Compaq KAP Fortran/OpenMP
for Tru64 UNIX
User Guide

5.6.8 -fpregisters, -fpr, (-fpregisters=32)

The -fpregisters switch specifies the number of single-precision, that is, ordinary floating-point, registers each processor has.

5.6.9 -fuse, -nfuse, (-nofuse)

The -fuse switch tells KAP to perform loop fusion. Loop fusion is a conventional compiler optimization that transforms two adjacent loops into a single loop. Data dependence tests allow fusion of more loops than standard techniques allow. Before KAP can perform loop fusion, you must specify the switch -scalaropt=2 or -optimize=5.

5.6.10 -fuselevel, (-fuselevel=0)

The fuselevel option further controls the level of loop fusion. (Whenever you set -fuselevel, KAP automatically sets -fuse.)

The possible settings for this option are the following:

0 --- KAP performs standard fusion techniques. This is the default.
1 --- This setting instructs the fusion pass to move nonadjacent loops to adjacent positions. This movement is validated using a test based on data dependence. If the movement is successful, KAP attempts to fuse the repositioned loops.
2 --- This setting instructs the fusion pass to attempt loop-iteration space reversal and loop peeling to provide additional opportunities to fuse loops together. Both of these transformations are based on data dependence tests. Reversing the iteration space on adjacent loops, so that the index sets are the same, might permit certain loops to fuse together that would not fuse otherwise. Loop peeling is performed so that adjacent loops will have the same iteration space.

5.6.11 -generateh

KAP needs two passes to resolve Fortran 90 forward declarations. The first pass, the generateh pass, builds the information needed to analyze the program for forward references.

KAP automatically sets the -generateh switch correctly for you. Compaq recommends that you do not set the -generateh switch.

5.6.12 -hdir, -hd, (-hdir=current_directory)

The -hdir=directoryname switch specifies the name of the directory where the KAP -generateh pass stores the temporary files containing information about forward references. The -useh switch picks up the information from that directory. The default is the current directory.

KAP automatically sets the -hdir switch for you. Compaq recommends that you do not set the -hdir switch.

5.6.13 -heaplimit, -heap, (-heaplimit=100)

KAP may require large amounts of memory in order to processes your source code. The -heaplimit option specifies the maximum size in megabytes that the KAP heap can grow. If this limit is reached, KAP will stop processing your source code and try to exit with an out of memory error message.
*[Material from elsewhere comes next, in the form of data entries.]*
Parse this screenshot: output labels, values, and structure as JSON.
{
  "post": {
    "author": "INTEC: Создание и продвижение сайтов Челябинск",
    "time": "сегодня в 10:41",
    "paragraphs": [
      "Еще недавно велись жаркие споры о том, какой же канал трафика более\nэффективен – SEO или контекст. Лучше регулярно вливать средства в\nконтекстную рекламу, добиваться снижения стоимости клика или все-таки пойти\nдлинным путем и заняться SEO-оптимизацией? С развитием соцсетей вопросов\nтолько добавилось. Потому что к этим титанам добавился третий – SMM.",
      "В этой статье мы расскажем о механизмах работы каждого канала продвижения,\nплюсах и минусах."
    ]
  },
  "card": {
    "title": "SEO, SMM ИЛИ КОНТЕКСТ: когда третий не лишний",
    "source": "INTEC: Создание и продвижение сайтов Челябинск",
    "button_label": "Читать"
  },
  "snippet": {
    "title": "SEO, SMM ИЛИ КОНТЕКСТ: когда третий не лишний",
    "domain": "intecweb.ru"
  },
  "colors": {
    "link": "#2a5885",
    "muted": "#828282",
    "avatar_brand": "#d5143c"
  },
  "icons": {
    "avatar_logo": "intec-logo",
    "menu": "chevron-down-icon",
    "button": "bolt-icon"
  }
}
If you choose a -heaplimit setting that is greater than the amount of memory that your machine has available, KAP may run out of memory before it reaches the -heaplimit. KAP relies upon the operating system to tell it that the process has run out of memory before that problem occurs. Some operating systems kill KAP without first telling KAP that there is insufficient memory. In that case, KAP may stop processing your code and exit in an undefined manner. Using -heaplimit makes a graceful exit more likely.

5.6.14 -hoist_loop_invariants, -hli, (-hoist_loop_invariants=1)
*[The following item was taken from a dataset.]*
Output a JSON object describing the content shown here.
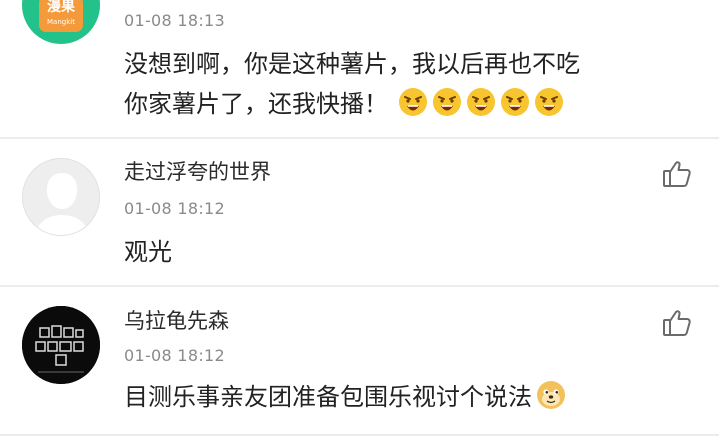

The -hoist_loop_invariants switch controls code hoisting of loop-invariant expressions from loops. This switch is independent of the switches, -each_invariant_if_growth and -max_invariant_if_growth, that control the floating of invariant-IFs out of loops. The possible settings for -hoist_loop_invariants are the following:

0 --- Turns off the hoisting of invariant code from loops.
1 --- Hoists (floats) all loop invariant expressions not under the control of an IF-structure within the given loop nest. This is the default setting.
2 --- Same as 1, except that a zero trip IF statement is not created to guard the loop to protect array references that are potentially out of bounds when floated outside the loop. This can give a slight performance increase at the expense of a possible runtime error.
3 --- Floats all loop-invariant expressions from the loop structure.
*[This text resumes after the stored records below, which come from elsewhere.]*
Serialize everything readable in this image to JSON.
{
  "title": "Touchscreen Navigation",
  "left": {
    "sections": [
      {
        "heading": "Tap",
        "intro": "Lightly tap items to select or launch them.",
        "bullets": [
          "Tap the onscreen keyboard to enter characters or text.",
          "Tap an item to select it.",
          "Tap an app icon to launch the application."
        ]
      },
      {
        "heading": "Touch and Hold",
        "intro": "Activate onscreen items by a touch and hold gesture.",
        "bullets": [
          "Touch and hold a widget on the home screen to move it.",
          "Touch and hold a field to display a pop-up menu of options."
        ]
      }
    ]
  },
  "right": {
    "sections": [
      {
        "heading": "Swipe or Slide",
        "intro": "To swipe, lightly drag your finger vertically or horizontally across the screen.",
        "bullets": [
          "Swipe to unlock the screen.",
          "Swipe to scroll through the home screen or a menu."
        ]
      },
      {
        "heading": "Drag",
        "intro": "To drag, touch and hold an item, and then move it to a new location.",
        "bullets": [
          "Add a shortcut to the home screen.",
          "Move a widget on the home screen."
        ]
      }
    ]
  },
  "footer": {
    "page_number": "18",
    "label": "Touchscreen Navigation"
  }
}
If there is invariant code that is protected by an IF-structure and the hoisting value is less than 3, then KAP generates the following message in the output listing:

An invariant expression not hoisted because -hoist_loop_invariants < 3

5.6.15 -interleave, -intl, (-interleave)

The -interleave switch controls loop unrolling and rescheduling by turning on interleaved unrolling. Interleaved unrolling can help the compiler recognize quad-word loads and stores, which are more efficient than ordinary loads and stores. It does this by first unrolling the loop as in ordinary loop unrolling. Second, the statements in the loop are interchanged where possible to make references to the same array adjacent to each other.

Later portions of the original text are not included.